The “greed for power and self-interest” was the root of the problem in Vietnam said Mr. Kjell Landmark of the Central Committee of the Socialist’s People Party. Mr. Landmark based this statement on the belief that the division between the developed and developing nations (the “bamboo curtain”) was the crux of the entire situation. He suggested that had the United States invested economic aid when she financed the French war in Vietnam, she might have accomplished much more. His judgment of the situation now, however, was that “the United States is on its way to destroy a whole nation.” He predicted that the problem in Vietnam would arise again in other times and places because this was a “symptom of a world in change and a new world to come.” The poor countries needed to decide for themselves the kind of government they wanted and then have that government.
Mr.

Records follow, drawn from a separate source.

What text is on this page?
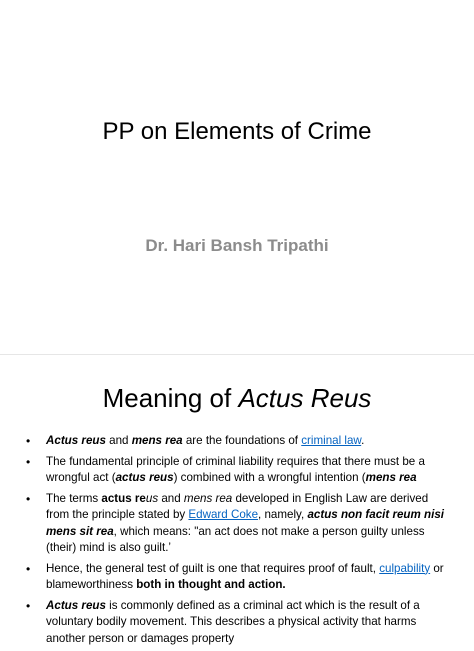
PP on Elements of Crime
Dr. Hari Bansh Tripathi
Meaning of Actus Reus
• Actus reus and mens rea are the foundations of criminal law.
• The fundamental principle of criminal liability requires that there must be a wrongful act (actus reus) combined with a wrongful intention (mens rea
• The terms actus reus and mens rea developed in English Law are derived from the principle stated by Edward Coke, namely, actus non facit reum nisi mens sit rea, which means: "an act does not make a person guilty unless (their) mind is also guilt.’
• Hence, the general test of guilt is one that requires proof of fault, culpability or blameworthiness both in thought and action.
• Actus reus is commonly defined as a criminal act which is the result of a voluntary bodily movement. This describes a physical activity that harms another person or damages property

Per Frydenberg, Deputy Director of the Norwegian Institute of International Affairs, took an unusual position by ignoring all moral, ethical, and ideological concepts as being totally irrelevant to the Vietnamese war. He explained that the war was an “attempt to establish new spheres of interest.” In a world where large, powerful states—have been trying to influence the smaller nations. Concerning the United States, he questioned whether it had clear-cut aims, whether these goals were attainable, and whether the costs involved merited a war. Mr. Frydenberg stated in conclusion that the issue would have to be solved through an agreement among the three major powers.
The evening of contradictions and conflicts of opinion resulted on numerous questions and even dissertations from the audience. Many left the discussion still clinging staunchly to their original ideas, but hopefully there were flickers of doubt that encourage re-evaluations of judgments hastily formed.